Für die Besucher war der Blick ins Mittelalter mindestens genau so interessant wie der Blick auf die vielfältige Tierwelt, die immer noch vor unserer Haustüre lebt und vom Naturschutzbund und dem Hegering präsentiert wurde. Wer weiß schon, wie das Winterfell des Rehs aussieht und wie das des Marders.

Nach Museumsbesuch, dem Streifen über Obstwiesen und einer Planwagenfahrt mit den auf dem Gut beherbergten Kaltblütern konnten die Besucher in Waffeln, Kuchen, Lammfleisch, Baumberger Eis und frisch gepresstem Apfelsaft schwelgen.

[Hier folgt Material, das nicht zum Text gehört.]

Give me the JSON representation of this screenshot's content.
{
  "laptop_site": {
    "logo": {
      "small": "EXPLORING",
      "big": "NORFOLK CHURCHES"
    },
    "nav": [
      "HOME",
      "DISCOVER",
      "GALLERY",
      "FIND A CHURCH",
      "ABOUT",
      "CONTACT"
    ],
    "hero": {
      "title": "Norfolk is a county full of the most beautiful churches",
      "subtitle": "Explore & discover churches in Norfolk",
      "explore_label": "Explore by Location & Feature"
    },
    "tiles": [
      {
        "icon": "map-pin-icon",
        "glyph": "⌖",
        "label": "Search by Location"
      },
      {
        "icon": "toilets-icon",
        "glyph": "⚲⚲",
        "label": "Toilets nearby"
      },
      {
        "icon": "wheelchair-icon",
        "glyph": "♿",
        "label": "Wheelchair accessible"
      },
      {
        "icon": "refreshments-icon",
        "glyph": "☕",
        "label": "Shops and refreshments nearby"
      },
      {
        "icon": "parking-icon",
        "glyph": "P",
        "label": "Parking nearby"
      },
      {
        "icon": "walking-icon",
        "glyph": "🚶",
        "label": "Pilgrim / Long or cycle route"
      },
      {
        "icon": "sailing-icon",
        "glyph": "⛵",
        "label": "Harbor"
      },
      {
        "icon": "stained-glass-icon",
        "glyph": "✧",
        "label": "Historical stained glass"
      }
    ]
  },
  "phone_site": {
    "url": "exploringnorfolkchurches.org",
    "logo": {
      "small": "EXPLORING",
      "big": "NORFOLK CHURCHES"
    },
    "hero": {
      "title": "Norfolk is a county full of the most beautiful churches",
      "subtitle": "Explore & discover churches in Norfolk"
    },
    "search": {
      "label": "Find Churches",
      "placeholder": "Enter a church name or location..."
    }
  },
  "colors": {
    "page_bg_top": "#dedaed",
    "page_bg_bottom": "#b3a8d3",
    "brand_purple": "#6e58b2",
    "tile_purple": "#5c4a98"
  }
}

Das Wetter sorgte für einen außerordentlich gut besuchten Tag des offenen Denkmals, der in diesem Jahr in NRW zum 25. Mal stattfand.

Unter den 1500 historischen Baudenkmälern, Parks und archäologischen Stätten, die jedes Jahr ihre Türen öffnen, waren auch das Deusser-Haus, diverse Gebäude in der Monheimer Altstadt und die Wasserburg Haus Graven in Langenfeld-Wiescheid. Dort zeigte eine Führung den Besuchern ein Stückchen dunkles Mittelalter. Und ein Film entführte in die Geschichte der gut erhaltenen Vorburg aus dem 17. Jahrhundert.